Однако, следуя в этом вопросе Полибию, Цицерон все же иногда отходит от него в сторону. Так, для Полибия круговорот простых форм (ἀνακύκλησις) обусловлен, собственно говоря, единственной причиной — неустойчивостью этих форм. Цицерон же, рассуждая об устоях смешанного устройства, на первое место ставит «великое равенство» (aequabilitas magna) и только потом переходит к «прочности» (firmitudo). Конечно, Цицерон понимает это «великое равенство» достаточно своеобразно. Это, безусловно, не равенство в области имущественных отношений или в смысле равенства способностей, но, скорее, равенство прав, предполагающее, однако, определенную градацию «по достоинству».
Но как бы то ни было, для Цицерона основная причина круговорота простых форм лежит более глубоко, чем для Полибия, — в нравственных устоях государства. Как было в свое время правильно замечено, Цицерон потому и оценивает столь положительно смешанное устройство, что только оно одно, с его точки зрения, способно выразить идею справедливости[846].

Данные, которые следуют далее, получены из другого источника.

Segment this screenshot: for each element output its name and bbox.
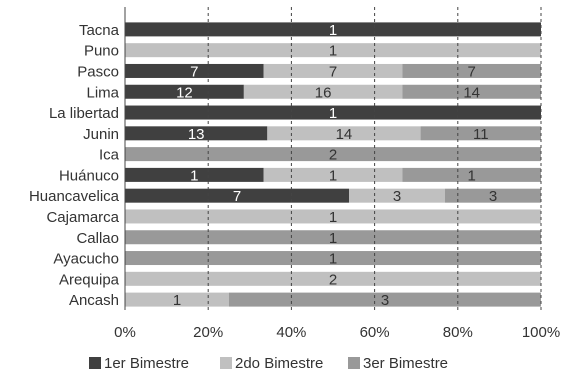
category-label: Ancash bbox=[69, 292, 119, 309]
bar-segment bbox=[263, 63, 403, 78]
data-label: 16 bbox=[315, 84, 332, 101]
data-label: 7 bbox=[329, 63, 337, 80]
bar-segment bbox=[349, 188, 445, 203]
bar-segment bbox=[125, 292, 229, 307]
data-label: 7 bbox=[190, 63, 198, 80]
data-label: 3 bbox=[381, 292, 389, 309]
bar-segment bbox=[229, 292, 541, 307]
bar-segment bbox=[125, 22, 541, 37]
data-label: 12 bbox=[176, 84, 193, 101]
data-label: 1 bbox=[329, 105, 337, 122]
data-label: 11 bbox=[473, 126, 489, 143]
bar-segment bbox=[125, 126, 268, 141]
bar-segment bbox=[125, 188, 349, 203]
bar-segment bbox=[267, 126, 421, 141]
category-label: Tacna bbox=[79, 22, 120, 39]
category-label: Cajamarca bbox=[46, 209, 119, 226]
bar-segment bbox=[125, 105, 541, 120]
bar-segment bbox=[125, 84, 244, 99]
bars-group bbox=[125, 22, 541, 307]
category-label: Ica bbox=[99, 147, 120, 164]
legend-label: 3er Bimestre bbox=[363, 355, 448, 372]
bar-segment bbox=[125, 147, 541, 162]
category-label: Pasco bbox=[77, 63, 119, 80]
x-tick-label: 80% bbox=[443, 324, 473, 341]
legend-swatch bbox=[89, 357, 101, 369]
bar-segment bbox=[263, 167, 403, 182]
x-tick-labels-group: 0% 20% 40% 60% 80% 100% bbox=[114, 324, 560, 341]
x-tick-label: 20% bbox=[193, 324, 223, 341]
bar-segment bbox=[402, 63, 541, 78]
data-label: 1 bbox=[329, 22, 337, 39]
category-label: La libertad bbox=[49, 105, 119, 122]
legend-label: 2do Bimestre bbox=[235, 355, 323, 372]
bar-segment bbox=[125, 271, 541, 286]
gridlines bbox=[124, 7, 542, 310]
data-label: 14 bbox=[336, 126, 353, 143]
legend-label: 1er Bimestre bbox=[104, 355, 189, 372]
data-label: 2 bbox=[329, 271, 337, 288]
data-label: 1 bbox=[329, 167, 337, 184]
bar-segment bbox=[420, 126, 541, 141]
x-tick-label: 0% bbox=[114, 324, 136, 341]
data-label: 1 bbox=[467, 167, 475, 184]
bar-segment bbox=[445, 188, 541, 203]
legend-swatch bbox=[348, 357, 360, 369]
bar-segment bbox=[243, 84, 403, 99]
category-label: Ayacucho bbox=[53, 251, 119, 268]
data-label: 2 bbox=[329, 147, 337, 164]
data-label: 1 bbox=[190, 167, 198, 184]
x-tick-label: 60% bbox=[360, 324, 390, 341]
category-label: Lima bbox=[86, 84, 119, 101]
bar-segment bbox=[125, 63, 264, 78]
category-label: Huancavelica bbox=[29, 188, 120, 205]
bar-segment bbox=[402, 84, 541, 99]
bar-segment bbox=[125, 230, 541, 245]
data-label: 3 bbox=[489, 188, 497, 205]
bar-segment bbox=[125, 43, 541, 58]
x-tick-label: 40% bbox=[276, 324, 306, 341]
category-label: Junin bbox=[83, 126, 119, 143]
x-tick-label: 100% bbox=[522, 324, 560, 341]
bar-segment bbox=[402, 167, 541, 182]
data-label: 1 bbox=[329, 43, 337, 60]
legend-swatch bbox=[220, 357, 232, 369]
data-label: 7 bbox=[467, 63, 475, 80]
data-label: 1 bbox=[329, 251, 337, 268]
bar-segment bbox=[125, 209, 541, 224]
bar-segment bbox=[125, 167, 264, 182]
data-label: 1 bbox=[173, 292, 181, 309]
data-label: 3 bbox=[393, 188, 401, 205]
category-labels-group: Tacna Puno Pasco Lima La libertad Junin Ica Huá… bbox=[29, 22, 120, 309]
data-label: 7 bbox=[233, 188, 241, 205]
legend: 1er Bimestre 2do Bimestre 3er Bimestre bbox=[89, 355, 448, 372]
data-label: 1 bbox=[329, 230, 337, 247]
category-label: Puno bbox=[84, 43, 119, 60]
data-label: 1 bbox=[329, 209, 337, 226]
data-label: 14 bbox=[463, 84, 480, 101]
category-label: Arequipa bbox=[59, 271, 120, 288]
category-label: Huánuco bbox=[59, 167, 119, 184]
data-label: 13 bbox=[188, 126, 205, 143]
bar-segment bbox=[125, 251, 541, 266]
category-label: Callao bbox=[76, 230, 119, 247]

Таким образом, Цицерон — по выражению Фогта — отходит от полибиева «биологического» схематизма, особенно в тех случаях, когда он говорит о возможности для политического деятеля влиять на смену государственных форм и даже, в какой-то мере, ее направлять[847]. Кроме того, у Полибия прочность смешанного устройства соотнесена лишь с естественной порой его «процветания» (т. е. опять-таки определяется «биологическими» факторами), тогда как Цицерон допускает в принципе «вечное» существование государства со смешанным устройством. Такого государства ничто не может поколебать или разрушить, если только не какие-то роковые ошибки его руководителей[848].

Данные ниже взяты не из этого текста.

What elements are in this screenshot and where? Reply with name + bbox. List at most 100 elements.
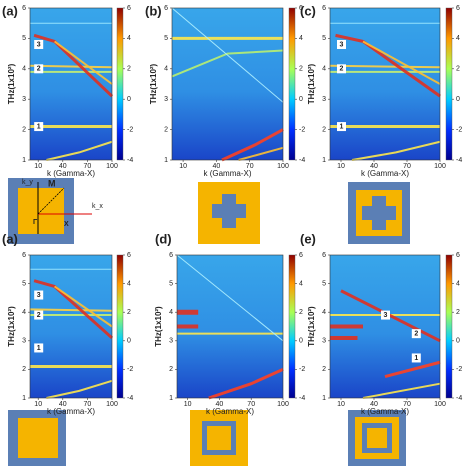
colorbar-tick-label: 0 <box>299 338 303 345</box>
band <box>46 140 113 161</box>
band-label-box <box>34 64 44 74</box>
band-label: 3 <box>37 41 41 48</box>
y-tick-label: 1 <box>322 395 326 402</box>
x-tick-label: 40 <box>370 401 378 408</box>
y-tick-label: 6 <box>22 252 26 259</box>
x-tick-label: 100 <box>434 401 446 408</box>
band-label-box <box>381 310 390 320</box>
colorbar-tick-label: 6 <box>299 252 303 259</box>
band-label: 1 <box>414 355 418 362</box>
colorbar-tick-label: 2 <box>456 66 460 73</box>
colorbar-tick-label: 2 <box>299 66 303 73</box>
band-label: 1 <box>340 123 344 130</box>
band-label: 3 <box>340 41 344 48</box>
x-axis-label: k (Gamma-X) <box>361 407 409 416</box>
x-tick-label: 10 <box>179 163 187 170</box>
colorbar-tick-label: 4 <box>456 35 460 42</box>
x-tick-label: 40 <box>370 163 378 170</box>
colorbar-tick-label: -2 <box>456 366 462 373</box>
band <box>46 379 113 399</box>
colorbar <box>288 7 296 161</box>
y-tick-label: 4 <box>164 66 168 73</box>
colorbar-tick-label: 6 <box>299 5 303 12</box>
band <box>362 382 441 399</box>
inset-cross <box>198 182 260 244</box>
band-label: 2 <box>340 66 344 73</box>
band-label: 3 <box>384 312 388 319</box>
x-tick-label: 100 <box>106 163 118 170</box>
band-label-box <box>337 39 346 49</box>
panel-label: (e) <box>300 231 316 246</box>
x-tick-label: 10 <box>337 163 345 170</box>
band <box>171 49 284 78</box>
x-tick-label: 100 <box>277 163 289 170</box>
x-tick-label: 40 <box>59 163 67 170</box>
y-tick-label: 6 <box>322 252 326 259</box>
x-tick-label: 70 <box>84 401 92 408</box>
x-tick-label: 40 <box>59 401 67 408</box>
inset-label: M <box>48 178 56 188</box>
plot-frame <box>329 254 441 399</box>
y-tick-label: 2 <box>164 126 168 133</box>
band-label: 2 <box>37 312 41 319</box>
y-tick-label: 6 <box>164 5 168 12</box>
inset-cross-framed <box>348 182 410 244</box>
band-label: 2 <box>37 66 41 73</box>
y-tick-label: 4 <box>322 309 326 316</box>
band-label: 3 <box>37 292 41 299</box>
x-tick-label: 70 <box>84 163 92 170</box>
y-tick-label: 3 <box>22 96 26 103</box>
x-tick-label: 40 <box>216 401 224 408</box>
band <box>208 368 284 400</box>
inset-label: Γ <box>33 219 38 226</box>
y-tick-label: 5 <box>169 280 173 287</box>
y-tick-label: 6 <box>22 5 26 12</box>
y-tick-label: 2 <box>322 366 326 373</box>
y-tick-label: 5 <box>322 35 326 42</box>
band-label-box <box>411 353 421 363</box>
colorbar-tick-label: 0 <box>127 96 131 103</box>
colorbar-tick-label: -2 <box>127 366 133 373</box>
y-tick-label: 6 <box>169 252 173 259</box>
y-tick-label: 2 <box>322 126 326 133</box>
colorbar-tick-label: -2 <box>127 126 133 133</box>
y-tick-label: 3 <box>322 338 326 345</box>
band <box>329 64 441 69</box>
band <box>54 40 113 85</box>
colorbar <box>445 254 453 399</box>
colorbar-tick-label: -4 <box>299 157 305 164</box>
panel-label: (d) <box>155 231 172 246</box>
colorbar-tick-label: -4 <box>127 157 133 164</box>
y-tick-label: 5 <box>322 280 326 287</box>
x-axis-label: k (Gamma-X) <box>47 407 95 416</box>
inset-label: k_x <box>92 203 103 210</box>
plot-frame <box>29 254 113 399</box>
band-label-box <box>34 310 44 320</box>
band <box>171 7 284 103</box>
y-tick-label: 1 <box>322 157 326 164</box>
y-tick-label: 4 <box>169 309 173 316</box>
band-label: 2 <box>414 330 418 337</box>
band-label: 1 <box>37 123 41 130</box>
y-tick-label: 5 <box>22 280 26 287</box>
y-axis-label: THz(1x10²) <box>7 306 16 347</box>
y-tick-label: 5 <box>164 35 168 42</box>
colorbar-tick-label: 2 <box>127 309 131 316</box>
y-axis-label: THz(1x10²) <box>307 63 316 104</box>
panel-label: (a) <box>2 231 18 246</box>
inset-ring <box>190 410 248 466</box>
colorbar-tick-label: 6 <box>127 252 131 259</box>
y-tick-label: 3 <box>322 96 326 103</box>
x-tick-label: 100 <box>277 401 289 408</box>
y-tick-label: 2 <box>22 126 26 133</box>
colorbar-tick-label: 4 <box>127 280 131 287</box>
plot-frame <box>176 254 284 399</box>
inset-label: X <box>64 221 69 228</box>
y-tick-label: 1 <box>164 157 168 164</box>
plot-frame <box>329 7 441 161</box>
y-tick-label: 4 <box>22 66 26 73</box>
band <box>221 128 284 162</box>
panel-label: (c) <box>300 3 316 18</box>
colorbar-tick-label: -4 <box>456 395 462 402</box>
x-tick-label: 10 <box>184 401 192 408</box>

Своеобразное отношение Цицерона к своим источникам еще более ярко проявляется, если обратиться к вопросу о влиянии Платона. Последнее отнюдь не исчерпывается только теми случаями (кстати сказать, довольно многочисленными), когда сам Цицерон его отмечает и подчеркивает. Более того, оно также может быть прослежено, так сказать, по двум противоположным направлениям: там, где Цицерон следует за своими источниками, и там, где он фактически с ними полемизирует.
Прежде всего принципиально различным оказывается — и об этом уже вскользь говорилось — общее представление о государстве. Если идеальное государство Платона («Полития» и даже, в какой-то степени, «Законы») имеет значение лишь абсолютной (и отвлеченной) нормы, то совершенное государство Цицерона есть построение, пригодное именно для Рима и даже связанное с определенной исторической эпохой. Государство Платона — идея, государство Цицерона — историческая реальность. Исходя из посылки, что res publica есть res populi, Цицерон рассматривает развитие и смену простых форм не вообще, а на примере истории Рима. Основными пороками этих форм, как только что говорилось, являются их «несправедливость», их неустойчивость, и только смешанная форма может считаться и справедливой, и устойчивой, причем эта устойчивость превращается у Цицерона в незыблемость и даже вечность. «Ибо государство, — пишет он, — должно быть устроено так, чтобы быть вечным» («О государстве», III, 23, 34); или: «Я все же тревожусь за наших потомков и за бессмертие государства, которое могло бы быть вечным, если бы люди жили по заветам и обычаям отцов» («О государстве», III, 29, 41). Последнее утверждение является «типично римским» и, в качестве такового, почти locus communis: развитие этой мысли мы находим и у Вергилия («Энеида», I, 269), и у Горация (Оды, III, 5, 30), а по свидетельству Светония — даже у самого Августа (Светоний, «Август», XI, 21).
Выше было сказано, что Цицерон дополнил свой труд «О государстве» вторым сочинением «О законах», следуя образцу в виде платоновых диалогов. К этому, несомненно, можно добавить, что сама литературная форма диалога тоже заимствована у Платона. Однако и на этом примере нетрудно показать своеобразное отношение Цицерона к своим источникам. Так, если в диалоге «О государстве» имеются чисто внешние и формальные «совпадения» с «Политией», то даже и в этих случаях все переделано на «римский лад». У Платона диалог происходит на празднике фракийской богини, в доме у человека, не являющегося даже гражданином Афин, у Цицерона — во время Латинских празднеств, в доме первого гражданина и государственного деятеля Сципиона Эмилиана. Это придает всему диалогу чисто римскую окраску. Платон, как известно, заключает свой диалог апофеозом, в котором выступает некий воин, павший в бою и очнувшийся от десятидневной очевидной смерти; Цицерон дает в заключение беседу между двумя героями Рима и мотивирует ее введение вполне правдоподобным образом, т. е. сновидением. У Платона произведение кончается апофеозом философа, у Цицерона — апофеозом государственного деятеля.